US-GRÖSSENWAHN ZWISCHEN DEUTSCHEM WIRTSCHAFTSWUNDER UND KUBAS REVOLUTION
Und überall rollen die Dreamcars als Symbol des Kapitalismus durch die heruntergekommenen Gassen Havannas. Die US-Heckflossen-Straßenkreuzer als Symbol des überbordernden Luxus und Größenwahn wirkten in den 50er-Jahren auch in Deutschland wie Autos vom anderen Stern. Während unsere Eltern und Großeltern, wenn überhaupt, voller Stolz mit 2-Meter langen Zweitakt-Roller-Mobilen mit 250ccm-Motoren, wie der BMW „Isetta“, dem Gogo- oder Fuldamobil sowie dem Messerschmitt „Kabinenroller“ unterwegs waren, konnten man in den USA mit sechs Meter langen und zwei Tonnen schweren Straßenkreuzer durch die Gegend fahren. Sparmodelle hatten für deutsche Verhältnisse unerreichbare Sechszylinder-Maschinen. Standard war der V8-Motor, 300 PS, Klimaanlage, Tempomat, Elektrische Fensterheber und Sitzverstellung. Teilweise in 30 verschiedenen Farben und Inneneinrichtungen konnten die Besitzer die Fahrzeug ihren Küchen-Designs anpassen, die es in ebenso vielen Farbkombinantionen gab. Unvorstellbarer Luxus: Vier Zigarettenanzünger, Vier Aschenbecher, 4-Track-Recoder, das Muntz Stereo-Pak mit Elvis auf Anschlag, kalte Getränke aus den Kühlscharank. Im Kofferraum hätte man einen Lloyds „Leukoplastbomber“ und Zündapp „Janus“ parken können, während man nur so zum Spaß, wie im Kultfilm „American Graffity“ gezeigt, herumcruiste. Cruisen (engl. to cruise, dt. „fahren, kreuzen“) ist in den 1950er Jahren unter US-Teenagern entstandenes Freizeitvergnügen, bei dem man mit einem Automobil langsam an von vielen Passanten frequentierten Orten kurvt. In Deutschland kann das Cruisen nach § 30, Abs. 1. Satz 3 der Straßenverkehrs-Ordnung (StVO) auch heute noch verboten sein, wenn unnütz umhergefahren wird – nur mal so am Rande. Die Zeitschrift „Hobby“ titelte im August 1959 mit einem Cadillac Eldorado Motiv „Alptraumwagen aus den USA“, wegen der gigantischen Ausmaße, extremen Fin-Designs und 30-Liter-Verbrauch auf 100 Kilometer. Peanuts! In den USA kostete eine Gallone (4 Liter) 20 Cent. Größer hätten die Unterschiede zwischen Deutschland und den USA kaum sein können. Umso kurioser sind die US-Heckflossen auf Kuba, die als Symbol des autombilen Überlebens mit Millionen von Kilometern auf dem Tacho eine längst vergangene Epoche zeigen. Die 50er-Jahre führen hier mit Vintage-Cars und Che-Guevara-Motiven ein seltsam-konserviertes Eigenleben, das man sich noch rechtzeitig ansehen sollte, bis es nicht von Investoren in die Neuzeit gebracht wird.

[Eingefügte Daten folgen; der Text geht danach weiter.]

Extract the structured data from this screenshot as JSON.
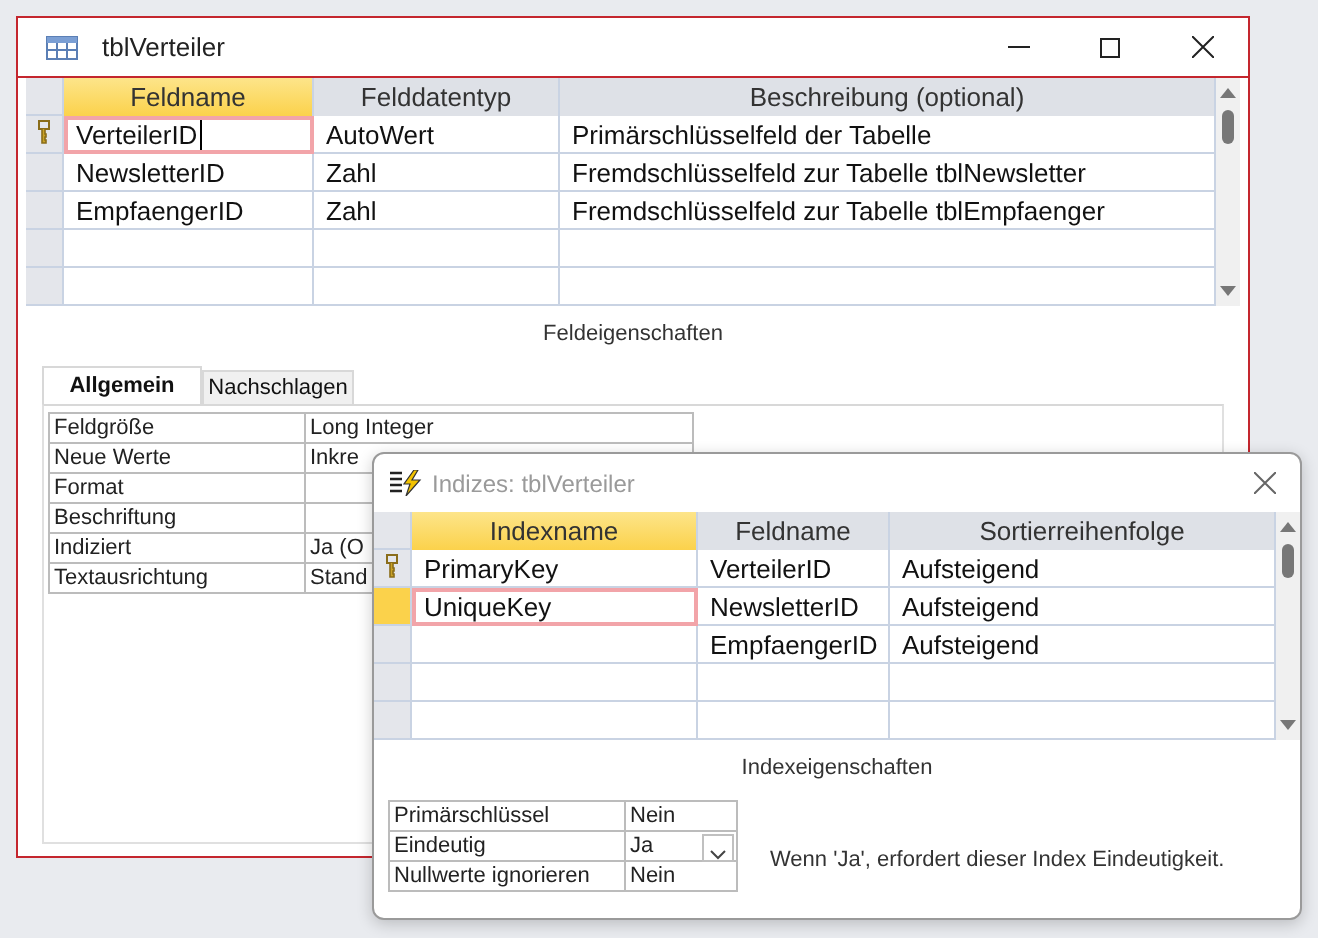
{
  "main_window": {
    "title": "tblVerteiler",
    "grid": {
      "columns": [
        {
          "label": "Feldname",
          "selected": true
        },
        {
          "label": "Felddatentyp",
          "selected": false
        },
        {
          "label": "Beschreibung (optional)",
          "selected": false
        }
      ],
      "rows": [
        {
          "cells": [
            "VerteilerID",
            "AutoWert",
            "Primärschlüsselfeld der Tabelle"
          ],
          "primary_key": true,
          "selected": true,
          "editing": true
        },
        {
          "cells": [
            "NewsletterID",
            "Zahl",
            "Fremdschlüsselfeld zur Tabelle tblNewsletter"
          ],
          "primary_key": false,
          "selected": false,
          "editing": false
        },
        {
          "cells": [
            "EmpfaengerID",
            "Zahl",
            "Fremdschlüsselfeld zur Tabelle tblEmpfaenger"
          ],
          "primary_key": false,
          "selected": false,
          "editing": false
        }
      ]
    },
    "properties_caption": "Feldeigenschaften",
    "tabs": [
      {
        "label": "Allgemein",
        "selected": true
      },
      {
        "label": "Nachschlagen",
        "selected": false
      }
    ],
    "properties": [
      {
        "label": "Feldgröße",
        "value": "Long Integer"
      },
      {
        "label": "Neue Werte",
        "value": "Inkre"
      },
      {
        "label": "Format"
      },
      {
        "label": "Beschriftung"
      },
      {
        "label": "Indiziert",
        "value": "Ja (O"
      },
      {
        "label": "Textausrichtung",
        "value": "Stand"
      }
    ]
  },
  "index_dialog": {
    "title": "Indizes: tblVerteiler",
    "grid": {
      "columns": [
        {
          "label": "Indexname",
          "selected": true
        },
        {
          "label": "Feldname",
          "selected": false
        },
        {
          "label": "Sortierreihenfolge",
          "selected": false
        }
      ],
      "rows": [
        {
          "cells": [
            "PrimaryKey",
            "VerteilerID",
            "Aufsteigend"
          ],
          "primary_key": true,
          "selected": false,
          "editing": false
        },
        {
          "cells": [
            "UniqueKey",
            "NewsletterID",
            "Aufsteigend"
          ],
          "primary_key": false,
          "selected": true,
          "editing": false
        },
        {
          "cells": [
            null,
            "EmpfaengerID",
            "Aufsteigend"
          ],
          "primary_key": false,
          "selected": false,
          "editing": false
        }
      ]
    },
    "properties_caption": "Indexeigenschaften",
    "properties": [
      {
        "label": "Primärschlüssel",
        "value": "Nein",
        "dropdown": false
      },
      {
        "label": "Eindeutig",
        "value": "Ja",
        "dropdown": true
      },
      {
        "label": "Nullwerte ignorieren",
        "value": "Nein",
        "dropdown": false
      }
    ],
    "help_text": "Wenn 'Ja', erfordert dieser Index Eindeutigkeit."
  }
}
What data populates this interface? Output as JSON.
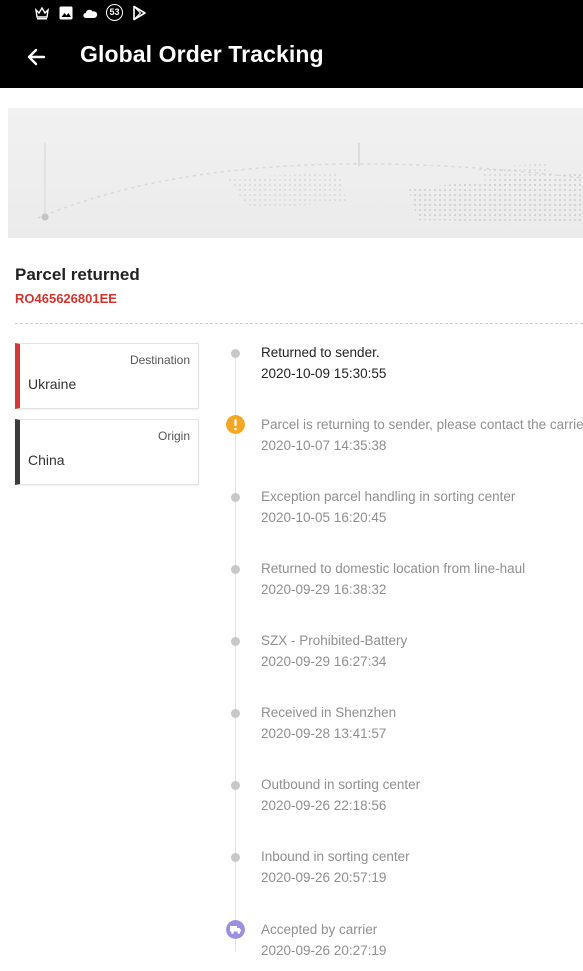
{
  "status_bar": {
    "icons": [
      "crown-icon",
      "image-icon",
      "cloud-icon",
      "notification-count-badge",
      "play-store-icon"
    ],
    "badge_count": "53"
  },
  "header": {
    "title": "Global Order Tracking",
    "back_icon": "arrow-left-icon"
  },
  "parcel": {
    "status": "Parcel returned",
    "tracking_number": "RO465626801EE"
  },
  "locations": {
    "destination": {
      "role": "Destination",
      "country": "Ukraine"
    },
    "origin": {
      "role": "Origin",
      "country": "China"
    }
  },
  "timeline": [
    {
      "description": "Returned to sender.",
      "time": "2020-10-09 15:30:55",
      "marker": "dot",
      "latest": true
    },
    {
      "description": "Parcel is returning to sender, please contact the carrier",
      "time": "2020-10-07 14:35:38",
      "marker": "warning-icon",
      "marker_color": "#f5a623"
    },
    {
      "description": "Exception parcel handling in sorting center",
      "time": "2020-10-05 16:20:45",
      "marker": "dot"
    },
    {
      "description": "Returned to domestic location from line-haul",
      "time": "2020-09-29 16:38:32",
      "marker": "dot"
    },
    {
      "description": "SZX - Prohibited-Battery",
      "time": "2020-09-29 16:27:34",
      "marker": "dot"
    },
    {
      "description": "Received in Shenzhen",
      "time": "2020-09-28 13:41:57",
      "marker": "dot"
    },
    {
      "description": "Outbound in sorting center",
      "time": "2020-09-26 22:18:56",
      "marker": "dot"
    },
    {
      "description": "Inbound in sorting center",
      "time": "2020-09-26 20:57:19",
      "marker": "dot"
    },
    {
      "description": "Accepted by carrier",
      "time": "2020-09-26 20:27:19",
      "marker": "truck-icon",
      "marker_color": "#9b8fe0"
    }
  ],
  "colors": {
    "destination_accent": "#d23b35",
    "origin_accent": "#3b3b3b",
    "tracking_number": "#d0342c",
    "app_bar": "#000000"
  }
}
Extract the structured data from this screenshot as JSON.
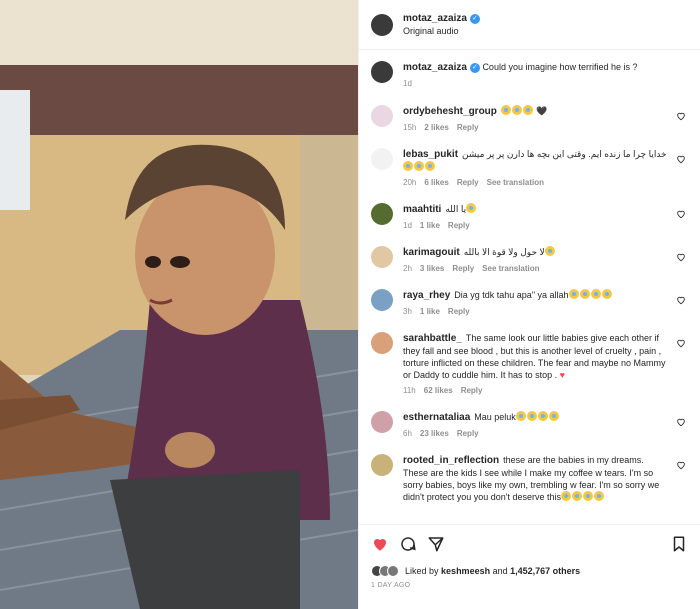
{
  "post": {
    "author": "motaz_azaiza",
    "audio": "Original audio",
    "caption": "Could you imagine how terrified he is ?",
    "caption_time": "1d"
  },
  "comments": [
    {
      "user": "ordybehesht_group",
      "text": "",
      "emoji_count": 3,
      "extra": "🖤",
      "time": "15h",
      "likes": "2 likes",
      "reply": "Reply",
      "translate": ""
    },
    {
      "user": "lebas_pukit",
      "text": "خدایا چرا ما زنده ایم. وقتی این بچه ها دارن پر پر میشن",
      "emoji_count": 3,
      "extra": "",
      "time": "20h",
      "likes": "6 likes",
      "reply": "Reply",
      "translate": "See translation"
    },
    {
      "user": "maahtiti",
      "text": "يا الله",
      "emoji_count": 1,
      "extra": "",
      "time": "1d",
      "likes": "1 like",
      "reply": "Reply",
      "translate": ""
    },
    {
      "user": "karimagouit",
      "text": "لا حول ولا قوة الا بالله",
      "emoji_count": 1,
      "extra": "",
      "time": "2h",
      "likes": "3 likes",
      "reply": "Reply",
      "translate": "See translation"
    },
    {
      "user": "raya_rhey",
      "text": "Dia yg tdk tahu apa\" ya allah",
      "emoji_count": 4,
      "extra": "",
      "time": "3h",
      "likes": "1 like",
      "reply": "Reply",
      "translate": ""
    },
    {
      "user": "sarahbattle_",
      "text": "The same look our little babies give each other if they fall and see blood , but this is another level of cruelty , pain , torture inflicted on these children. The fear and maybe no Mammy or Daddy to cuddle him. It has to stop .",
      "emoji_count": 0,
      "extra": "♥",
      "time": "11h",
      "likes": "62 likes",
      "reply": "Reply",
      "translate": ""
    },
    {
      "user": "esthernataliaa",
      "text": "Mau peluk",
      "emoji_count": 4,
      "extra": "",
      "time": "6h",
      "likes": "23 likes",
      "reply": "Reply",
      "translate": ""
    },
    {
      "user": "rooted_in_reflection",
      "text": "these are the babies in my dreams. These are the kids I see while I make my coffee w tears. I'm so sorry babies, boys like my own, trembling w fear. I'm so sorry we didn't protect you you don't deserve this",
      "emoji_count": 4,
      "extra": "",
      "time": "",
      "likes": "",
      "reply": "",
      "translate": ""
    }
  ],
  "footer": {
    "liked_by_prefix": "Liked by",
    "liked_by_user": "keshmeesh",
    "liked_by_and": "and",
    "liked_count": "1,452,767 others",
    "date": "1 DAY AGO"
  },
  "colors": {
    "heart": "#ed4956",
    "verified": "#3897f0",
    "muted": "#8e8e8e"
  }
}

MYTHOS HECKFLOSSE: US-DESIGNER EARL UND EXNER WAREN PIONIERE
Apropos Heckflossen: Der Designer Harley J. Earl, einer der ersten Automobildesigner der Geschichte, hat die Heckflossen der US-Straßenkreuzer erfunden. 1948 präsentierten Earl und sein Team mit der Cadillac-Baureihe 62 die aufragenden hinteren Kotflügel: Als Inspiration diente Earl dabei das Doppelleitwerk des US-Jagdflugzeugs Lockheed P 38 „Lightning“ aus dem Zweiten Weltkrieg. Er hat automobile Meilensteine wie die Chevrolet „Corvette“ sowie den Cadillac „Eldorado“ entwickelt. Earl war mehr als drei Jahrzehnte für General Motors tätig und brachte es dort bis zum stellvertretenden Vorstandschef der Designabteilung. Nicht zu vergessen natürlich auch Virgil Exner, der bekannt für seinen „Hundred Million Dollar“ und später „Forward Look“ (Plymouth Fury 1959, „Christine‘) bezeichneten. flachen und nach vorn geneigten Designs und Heckflossen-Gestaltungen bekannt war.